Most of the owners are highly successful business people (or their children), many of them entrepreneurs who build businesses from the ground up. Quite a few of them have MBAs, law degrees, or business degrees. I’m sure many of them have lots of passion for baseball; I know that at least a few go to a lot of their teams’ games. But I think that whatever emotional attachment they feel to the sport has little if any effect on the way they approach decisions like the one they now confront — it’s a financial matter, to be analyzed pretty much like other major business decisions.
These guys look at their teams predominantly, if not exclusively, from a financial point of view, just as they would if they owned a business that makes computer chips or sells office supplies or owns vacation resorts or whatever. Aside from wanting to build a winning team (which I think is pretty much irrelevant to the 2020 situation), they have two related objectives: making money from their investments in MLB, and maximizing the price they (or their heirs) will get when they decide to sell the team. From their financial perspective, both those goals require creating for MLB (and their individual teams) a business model that enables them to make money under a wide variety of foreseeable circumstances. And that’s what they’ve done. The Forbes numbers, and the information about the sales of teams, says most teams are doing well. I’ve seen it said in a couple of places, though I can’t remember where, that the owners have been on a roll.
So here comes the pandemic, and it presents circumstances that won’t allow teams operating under the regular business model to succeed. Many teams, maybe virtually all of them, are not going to make money if they have to pay the players their pro rata salaries, bear their normal expenses plus those of creating Covid test capacity and other safety measures, and don’t sell tickets. The pandemic has put, and will continue to put, many businesses in a similar position: each owner of a restaurant or department store or theater has the right to decide whether to operate under less-than-optimal circumstances, stay closed while waiting things out, or fold ’em.
The same is true of MLB’s owners (except that they aren’t about to go out of business). From their point of view, there are two viable options: restructure things so that most of them can make some money, or forget it. The owners undoubtedly have in mind an amount of MLB payroll (maybe it’s 60 percent of players’ pro rata salaries) that will enable them to accomplish the first under conservative assumptions about other costs and revenues. If they can’t get payroll down to that amount, or close to it, they won’t open for business. Maybe that will harm baseball in the long run, but I don’t think they care much about that, or that has much impact on their negotiating position.

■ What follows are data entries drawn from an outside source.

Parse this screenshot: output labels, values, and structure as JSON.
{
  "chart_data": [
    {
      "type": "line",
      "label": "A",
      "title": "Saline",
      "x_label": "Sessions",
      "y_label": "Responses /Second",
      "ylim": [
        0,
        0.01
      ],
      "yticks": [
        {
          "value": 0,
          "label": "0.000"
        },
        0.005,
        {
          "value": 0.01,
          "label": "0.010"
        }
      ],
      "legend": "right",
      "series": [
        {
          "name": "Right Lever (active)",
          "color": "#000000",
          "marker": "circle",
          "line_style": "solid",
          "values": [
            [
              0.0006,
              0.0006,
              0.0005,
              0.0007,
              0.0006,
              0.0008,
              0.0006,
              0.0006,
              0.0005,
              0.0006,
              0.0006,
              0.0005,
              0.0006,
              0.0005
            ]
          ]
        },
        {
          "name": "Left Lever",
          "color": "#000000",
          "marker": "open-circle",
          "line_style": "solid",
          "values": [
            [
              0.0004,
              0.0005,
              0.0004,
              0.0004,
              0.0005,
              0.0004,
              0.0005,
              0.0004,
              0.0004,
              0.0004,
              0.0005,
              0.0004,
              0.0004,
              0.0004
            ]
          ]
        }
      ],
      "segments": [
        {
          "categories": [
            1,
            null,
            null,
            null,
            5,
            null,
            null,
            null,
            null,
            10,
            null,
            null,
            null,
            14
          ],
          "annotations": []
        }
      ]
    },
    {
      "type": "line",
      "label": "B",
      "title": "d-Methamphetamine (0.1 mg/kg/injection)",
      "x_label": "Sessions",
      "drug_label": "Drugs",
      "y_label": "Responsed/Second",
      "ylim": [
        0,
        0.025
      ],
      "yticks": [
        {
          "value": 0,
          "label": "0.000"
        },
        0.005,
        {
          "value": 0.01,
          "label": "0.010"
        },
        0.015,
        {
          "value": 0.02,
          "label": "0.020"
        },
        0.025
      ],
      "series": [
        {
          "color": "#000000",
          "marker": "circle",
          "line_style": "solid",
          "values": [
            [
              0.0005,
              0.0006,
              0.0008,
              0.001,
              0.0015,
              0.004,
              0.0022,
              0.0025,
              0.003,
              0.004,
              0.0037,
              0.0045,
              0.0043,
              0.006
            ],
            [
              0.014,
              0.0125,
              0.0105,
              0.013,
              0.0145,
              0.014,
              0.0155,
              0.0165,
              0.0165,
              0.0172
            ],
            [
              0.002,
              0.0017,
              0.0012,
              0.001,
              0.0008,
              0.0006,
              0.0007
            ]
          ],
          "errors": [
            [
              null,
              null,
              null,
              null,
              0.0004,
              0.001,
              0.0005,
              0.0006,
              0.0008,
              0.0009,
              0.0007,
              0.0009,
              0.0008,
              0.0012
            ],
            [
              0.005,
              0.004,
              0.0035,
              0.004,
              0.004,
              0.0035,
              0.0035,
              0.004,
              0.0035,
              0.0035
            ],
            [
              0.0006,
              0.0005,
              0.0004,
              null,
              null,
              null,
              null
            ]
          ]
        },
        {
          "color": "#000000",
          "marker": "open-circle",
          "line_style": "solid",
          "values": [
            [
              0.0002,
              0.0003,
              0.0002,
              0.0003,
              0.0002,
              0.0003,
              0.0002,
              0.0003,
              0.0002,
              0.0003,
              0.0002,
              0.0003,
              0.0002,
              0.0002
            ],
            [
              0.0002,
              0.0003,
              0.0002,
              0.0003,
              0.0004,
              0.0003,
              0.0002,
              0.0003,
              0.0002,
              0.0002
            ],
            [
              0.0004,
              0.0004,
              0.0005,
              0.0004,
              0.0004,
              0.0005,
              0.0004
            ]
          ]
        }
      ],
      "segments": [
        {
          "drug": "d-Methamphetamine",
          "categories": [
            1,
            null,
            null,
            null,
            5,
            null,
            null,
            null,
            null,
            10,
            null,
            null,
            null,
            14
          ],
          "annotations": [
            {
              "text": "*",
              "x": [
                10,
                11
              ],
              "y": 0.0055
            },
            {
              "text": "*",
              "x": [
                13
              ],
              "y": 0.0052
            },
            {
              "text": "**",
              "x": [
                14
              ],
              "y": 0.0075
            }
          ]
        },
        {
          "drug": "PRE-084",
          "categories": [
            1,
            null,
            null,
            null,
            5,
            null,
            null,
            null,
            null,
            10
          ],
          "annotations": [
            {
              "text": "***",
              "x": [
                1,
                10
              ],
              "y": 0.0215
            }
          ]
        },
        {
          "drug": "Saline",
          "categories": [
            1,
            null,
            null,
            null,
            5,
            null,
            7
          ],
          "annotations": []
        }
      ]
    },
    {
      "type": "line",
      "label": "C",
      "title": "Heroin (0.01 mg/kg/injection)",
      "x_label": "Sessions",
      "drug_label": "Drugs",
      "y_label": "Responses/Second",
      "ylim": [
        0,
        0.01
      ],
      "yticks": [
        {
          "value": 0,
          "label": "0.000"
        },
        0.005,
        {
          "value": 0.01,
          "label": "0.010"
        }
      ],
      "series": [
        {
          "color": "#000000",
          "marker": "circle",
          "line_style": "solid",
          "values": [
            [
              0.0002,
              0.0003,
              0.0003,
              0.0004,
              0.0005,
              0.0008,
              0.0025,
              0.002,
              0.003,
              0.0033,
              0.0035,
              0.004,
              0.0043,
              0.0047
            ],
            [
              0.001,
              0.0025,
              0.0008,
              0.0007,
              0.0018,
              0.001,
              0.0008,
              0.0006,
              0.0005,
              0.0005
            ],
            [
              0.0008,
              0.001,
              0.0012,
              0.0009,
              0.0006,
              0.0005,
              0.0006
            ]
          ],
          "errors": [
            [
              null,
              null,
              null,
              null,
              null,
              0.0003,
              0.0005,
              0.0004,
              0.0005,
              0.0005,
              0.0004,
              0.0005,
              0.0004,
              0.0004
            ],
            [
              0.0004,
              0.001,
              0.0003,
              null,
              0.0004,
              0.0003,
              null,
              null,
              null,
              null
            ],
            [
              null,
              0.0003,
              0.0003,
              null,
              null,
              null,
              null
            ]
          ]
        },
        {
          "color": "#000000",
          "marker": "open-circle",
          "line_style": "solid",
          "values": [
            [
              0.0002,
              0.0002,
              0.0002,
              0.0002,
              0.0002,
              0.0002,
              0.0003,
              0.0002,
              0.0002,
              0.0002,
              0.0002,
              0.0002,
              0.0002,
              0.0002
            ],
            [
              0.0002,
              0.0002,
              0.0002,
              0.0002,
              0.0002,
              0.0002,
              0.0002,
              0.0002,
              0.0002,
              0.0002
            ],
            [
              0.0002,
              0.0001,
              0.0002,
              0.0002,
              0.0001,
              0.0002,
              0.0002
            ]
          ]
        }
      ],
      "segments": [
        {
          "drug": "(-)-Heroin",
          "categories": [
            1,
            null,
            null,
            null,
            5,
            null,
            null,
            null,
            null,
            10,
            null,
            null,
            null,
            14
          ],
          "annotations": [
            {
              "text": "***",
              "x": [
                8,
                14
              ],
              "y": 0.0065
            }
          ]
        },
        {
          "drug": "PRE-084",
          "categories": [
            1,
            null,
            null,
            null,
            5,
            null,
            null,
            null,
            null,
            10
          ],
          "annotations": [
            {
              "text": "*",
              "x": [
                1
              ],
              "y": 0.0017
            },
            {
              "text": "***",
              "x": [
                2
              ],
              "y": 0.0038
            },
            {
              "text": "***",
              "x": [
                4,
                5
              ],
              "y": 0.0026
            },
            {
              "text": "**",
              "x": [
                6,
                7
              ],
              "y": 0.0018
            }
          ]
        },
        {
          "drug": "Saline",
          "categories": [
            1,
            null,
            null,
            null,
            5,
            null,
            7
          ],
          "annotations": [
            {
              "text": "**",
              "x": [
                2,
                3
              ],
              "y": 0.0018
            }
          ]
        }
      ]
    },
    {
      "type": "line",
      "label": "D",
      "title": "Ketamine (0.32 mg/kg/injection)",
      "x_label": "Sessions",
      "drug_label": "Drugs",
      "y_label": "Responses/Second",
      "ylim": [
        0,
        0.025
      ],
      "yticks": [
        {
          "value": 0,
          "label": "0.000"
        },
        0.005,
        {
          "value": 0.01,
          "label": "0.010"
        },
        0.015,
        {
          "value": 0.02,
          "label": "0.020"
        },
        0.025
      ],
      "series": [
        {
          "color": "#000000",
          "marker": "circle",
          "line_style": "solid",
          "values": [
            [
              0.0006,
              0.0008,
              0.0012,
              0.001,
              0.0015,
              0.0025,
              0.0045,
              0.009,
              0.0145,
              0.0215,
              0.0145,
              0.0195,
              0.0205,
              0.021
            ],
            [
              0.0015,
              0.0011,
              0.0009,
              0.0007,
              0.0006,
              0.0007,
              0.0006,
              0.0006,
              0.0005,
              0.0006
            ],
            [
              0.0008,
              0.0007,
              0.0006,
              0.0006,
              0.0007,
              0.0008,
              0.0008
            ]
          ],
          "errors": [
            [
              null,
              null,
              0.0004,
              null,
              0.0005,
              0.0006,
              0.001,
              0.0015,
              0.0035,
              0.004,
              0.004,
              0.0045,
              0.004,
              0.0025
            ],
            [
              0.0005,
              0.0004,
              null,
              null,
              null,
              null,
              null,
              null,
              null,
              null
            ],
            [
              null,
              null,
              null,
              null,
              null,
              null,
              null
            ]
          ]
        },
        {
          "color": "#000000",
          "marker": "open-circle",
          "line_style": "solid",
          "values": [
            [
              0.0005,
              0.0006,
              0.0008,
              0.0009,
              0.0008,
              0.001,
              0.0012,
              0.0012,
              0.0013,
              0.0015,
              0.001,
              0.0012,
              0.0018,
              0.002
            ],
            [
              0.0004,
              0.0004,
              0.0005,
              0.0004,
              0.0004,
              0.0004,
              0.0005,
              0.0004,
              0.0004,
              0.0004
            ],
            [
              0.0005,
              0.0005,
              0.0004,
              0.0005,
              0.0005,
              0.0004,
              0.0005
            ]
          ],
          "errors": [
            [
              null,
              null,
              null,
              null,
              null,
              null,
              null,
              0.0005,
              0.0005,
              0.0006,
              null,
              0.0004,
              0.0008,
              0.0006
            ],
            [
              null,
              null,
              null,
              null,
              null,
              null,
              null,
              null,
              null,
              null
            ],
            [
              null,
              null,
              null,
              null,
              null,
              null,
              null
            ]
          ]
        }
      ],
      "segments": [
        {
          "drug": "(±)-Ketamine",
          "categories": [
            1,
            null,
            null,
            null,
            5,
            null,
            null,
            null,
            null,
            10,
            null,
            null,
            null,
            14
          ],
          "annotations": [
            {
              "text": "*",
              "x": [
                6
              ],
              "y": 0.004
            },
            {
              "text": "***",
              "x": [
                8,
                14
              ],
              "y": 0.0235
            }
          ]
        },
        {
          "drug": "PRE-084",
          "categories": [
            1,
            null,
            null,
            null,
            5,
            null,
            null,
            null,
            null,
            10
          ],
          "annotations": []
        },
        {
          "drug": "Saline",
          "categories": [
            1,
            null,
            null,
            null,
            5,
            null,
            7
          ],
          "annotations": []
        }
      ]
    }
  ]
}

I guess it’s fair to say that the owners should feel an obligation to give us baseball this summer as a measure of their patriotism, even if that involves some financial sacrifice, or that the widespread public support of stadium construction for the benefit of many MLB teams imbues them with a some responsibility to serve the public, or that a league that enjoys protection from the antitrust laws shouldn’t deprive the country of the only top-flight baseball in the country. I don’t think the owners look at it that way. Their obligations are to themselves (and their stockholders or partners), just like in their other businesses.
The barrier on the players’ side is history. Over the past 50 years, they have accomplished impressive gains in salary and benefits. But the owners have never made it easy for them. They have forced the union and the players to make those gains slowly, over time, by litigating everything they could litigate. They have cheated and colluded to lower salaries whenever they could. Anyone can feel differently, but I can’t say the players should agree to be paid less for 2020 (OK, maybe a little less) than what their contracts or the CBA calls for, much less agree to a completely different compensation system whose outcome will be unknowable for a while. Calling on the players to give up their legal rights in order to bail out the owners, because the owners might lose money for a change, has little appeal to me.
The fundamental fact is that Major League Baseball operates on a highly structured, heavily negotiated arrangement between parties who don’t trust each other. (Well, the union and players certainly don’t trust the owners. I assume but don’t know that the owners don’t trust the union. I suppose the owners trust the players, but I bet more than a few of them resent the fact that they pay so much money to guys who, they assume, would never make it in the business world. (Some of them can’t even speak English!)) I don’t blame either side for the fact that the pandemic demolished baseball’s financial arrangement for 2020. I’m saving my anger and name-calling it for the 2022 strike or lockout or work stoppage.